Résumé: Vous savez, les genres féminin et masculin sont les deux extrêmes d'un état. Chacun est libre de mettre le curseur où il veut, où il peut.
Les mots de la psychologue du planning familial bousculent Anne. Elle n'a rien vu venir. Sa fille est un garçon... Anne bataille, se déconstruit, apprend, s'ajuste à son enfant, pour se fabriquer un autre regard, un nouveau paradigme.
«
Maman, tu sais... J'ai commencé à voir une psychologue depuis quelques temps... Pour échanger sur les questions de genre... Elle ne se prononce pas, évidemment... Mais moi, j'en suis sure maintenant... Je suis un garçon. »
Lorsque, à dix-neuf ans, Lucie-Alex annonce à sa mère Anne, qu'elle s'engage dans une transition de genre, c'est tout un monde qui s’effondre pour la mère quadragénaire.

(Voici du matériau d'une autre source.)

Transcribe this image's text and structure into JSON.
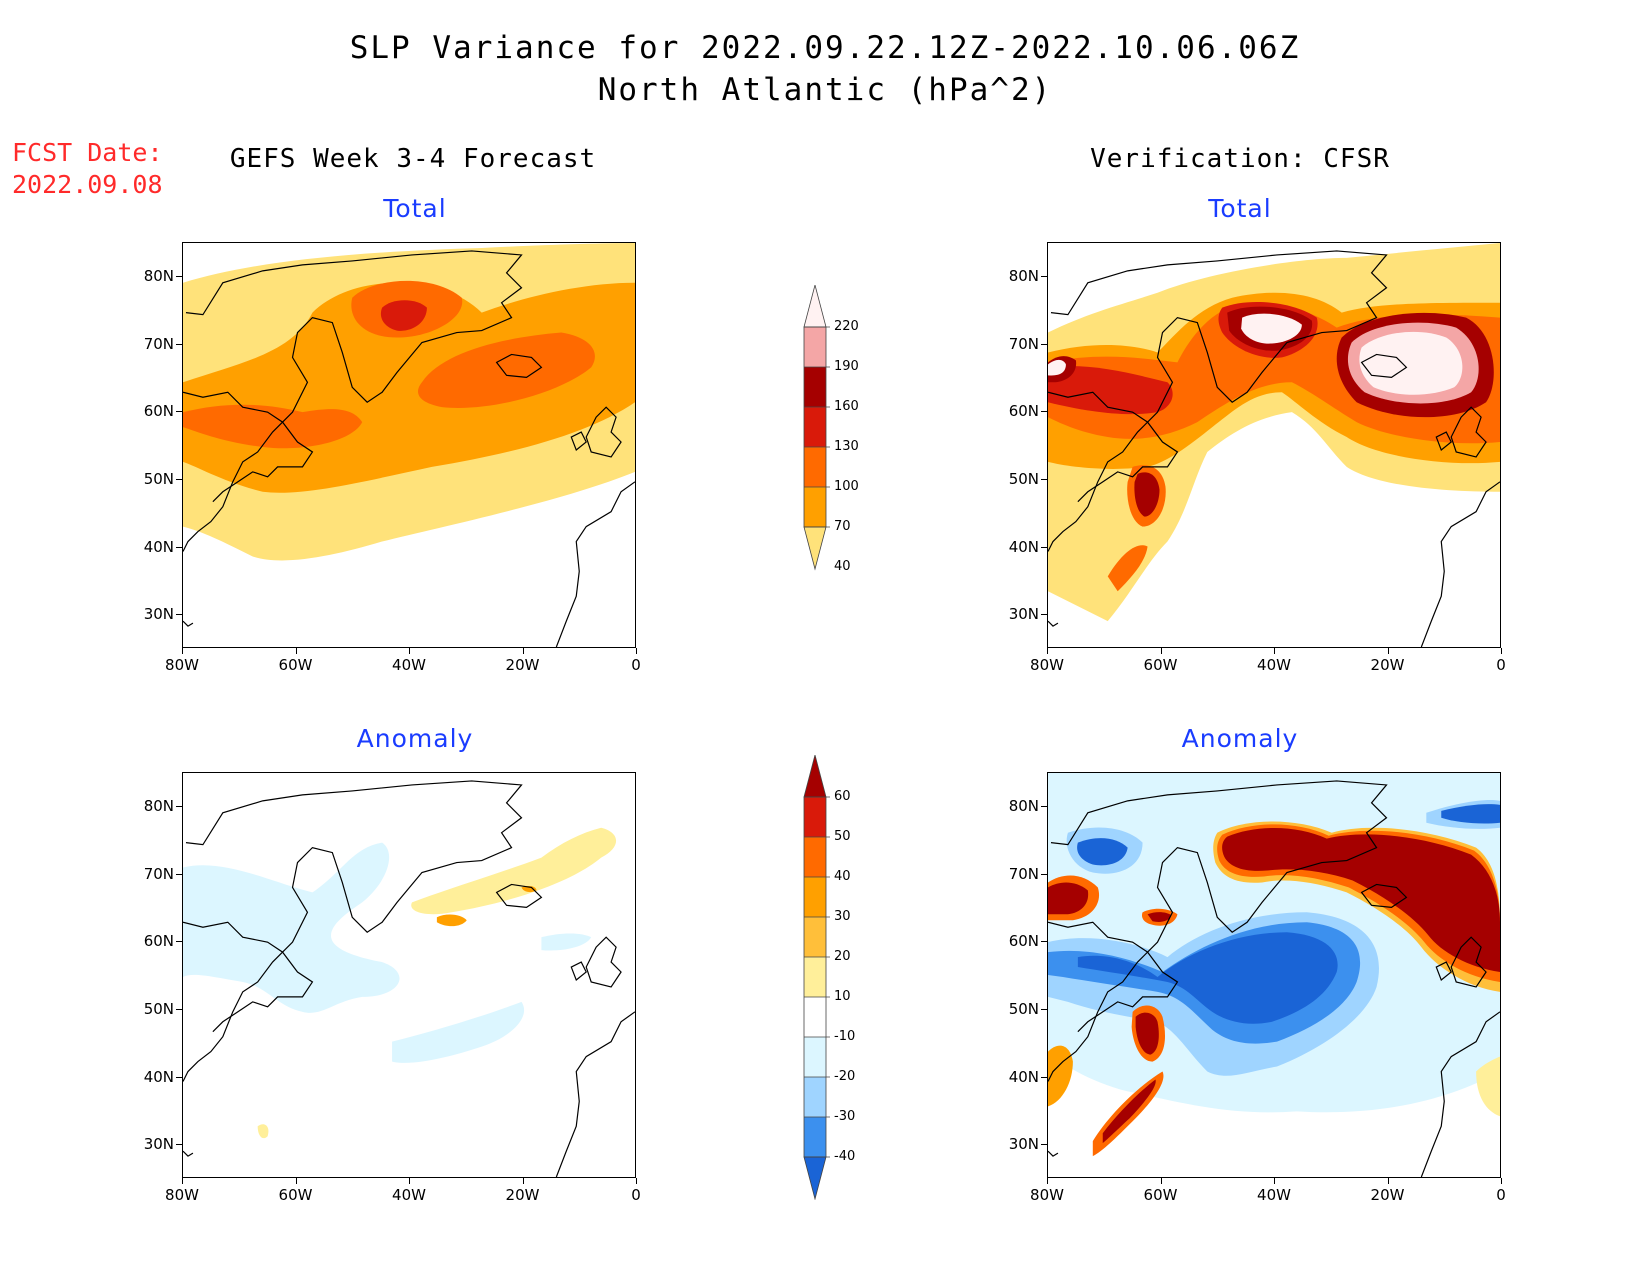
{
  "title": {
    "line1": "SLP Variance for 2022.09.22.12Z-2022.10.06.06Z",
    "line2": "North Atlantic (hPa^2)"
  },
  "fcst_date": {
    "label": "FCST Date:",
    "value": "2022.09.08"
  },
  "columns": {
    "left": "GEFS Week 3-4 Forecast",
    "right": "Verification: CFSR"
  },
  "panels": {
    "total_label": "Total",
    "anomaly_label": "Anomaly"
  },
  "axes": {
    "lat_labels": [
      "80N",
      "70N",
      "60N",
      "50N",
      "40N",
      "30N"
    ],
    "lon_labels": [
      "80W",
      "60W",
      "40W",
      "20W",
      "0"
    ],
    "lat_range": [
      25,
      85
    ],
    "lon_range": [
      -80,
      0
    ]
  },
  "colorbars": {
    "total": {
      "labels": [
        "220",
        "190",
        "160",
        "130",
        "100",
        "70",
        "40"
      ],
      "colors": [
        "#fff2f2",
        "#f4a6a6",
        "#a50000",
        "#d91a0a",
        "#ff6a00",
        "#ffa000",
        "#ffe27a"
      ]
    },
    "anomaly": {
      "labels": [
        "60",
        "50",
        "40",
        "30",
        "20",
        "10",
        "-10",
        "-20",
        "-30",
        "-40"
      ],
      "colors": [
        "#a50000",
        "#d91a0a",
        "#ff6a00",
        "#ffa000",
        "#ffbf3a",
        "#ffef9a",
        "#ffffff",
        "#dcf6ff",
        "#9fd4ff",
        "#3c90ee",
        "#1a64d6"
      ]
    }
  }
}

Anne Marbot n'existe pas mais cela n'a pas empêché Élodie Durand de suivre pendant trois années son parcours. Si pour des raisons évidentes, les noms ont été modifiés, les faits, eux, sont réels. Grâce à cette rencontre, l'autrice de La Parenthèse (Fauve d’Angoulême-Prix Révélation 2011) aborde sous un angle peu usité, la transition entreprise par son enfant et ses implications dans notre société dite moderne. L'amalgame entre genre et sexe, le regard des autres, la confusion entre identité et sexualité, le sentiment d'incompréhension et de culpabilité que les parents faisant face à une telle situation éprouvent parfois. Elle n'hésite pas à égratigner une partie du corps médical qui se montre réfractaire à une telle démarche et brise les idées reçues sur les réactions des différentes générations ou les raisons profondes qui conduisent à cette décision.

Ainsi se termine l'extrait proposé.